関数と定数

今さらだが,数学において関数と定数を自在に読み替える能力がとても大事だと思う.
例えば導関数を定義するにはまず各点で(すなわちxを固定して)\lim_{h\to0} (y(x+h)-y(x))/hを求め,得た値が今度はxの関数であると考える.合成関数の微分法だと「関数であって数ではないyの微少変化で割り算するって何よ?」ということにもなるし,今回この話を書くきっかけになった変分法でも「xの関数yとy'\equiv dy/dxとについてTaylor展開」等が出てくる.

最近では「代数と幾何」で双対空間や線型写像の引き戻し等を考えるときにも同じような形が出てきた.
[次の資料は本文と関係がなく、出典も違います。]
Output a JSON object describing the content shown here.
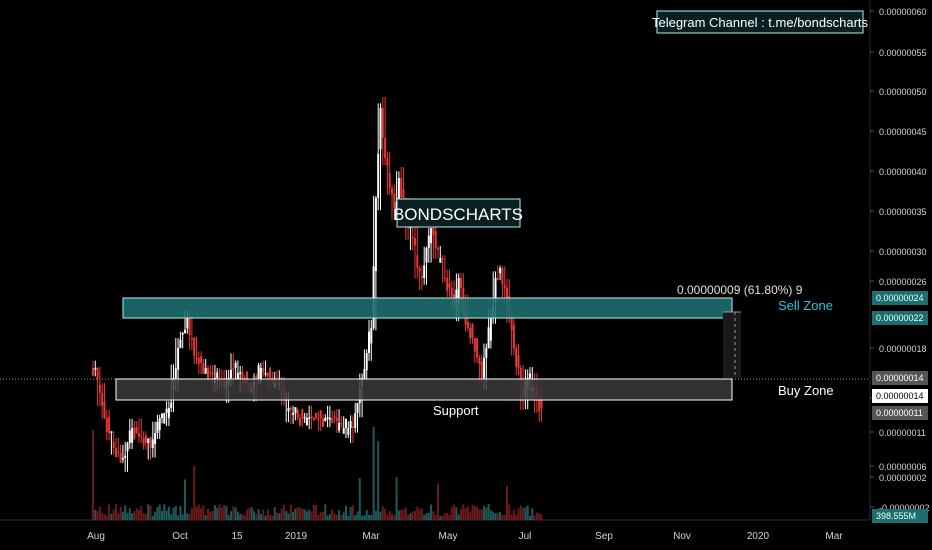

この辺りの感覚が自然に身に付いてる人というのは数学をきちんと勉強した人なんだろうな.当人はそうと意識しないのかもしれないが,私はこの辺で混乱することが多いので,今,明確に述べてみようと思った次第.
「各点x」... あなどれない表現だ.見つけたら注意信号を発することにしている.
「領域内のいかなる点においても操作○○が可能であり,お望みとあらば実行して結果を(実数などの形で)得ることができる ---その領域に含まれる点が無限個で,そのせいで操作○○が無限回必要であろうとも」という言い方ができる場合も多いが,それだとどうだろう.少々ロマンチックな響きになりはしないか*1
ま,こうして何らかのキーワードによって様々な本の別々の場所に載っている命題をリンクさせるのは今後のために有益だと思ってるから,大したことないと思われる点についても意図的に強調しているのだ.

*1:微積分法の基本定理」もこうして見つめ直すと面白い.自然と (Riemann) 積分の(ややこしい)定義に立ち戻り,さらに測度論やらに思いを馳せるきっかけにもなる.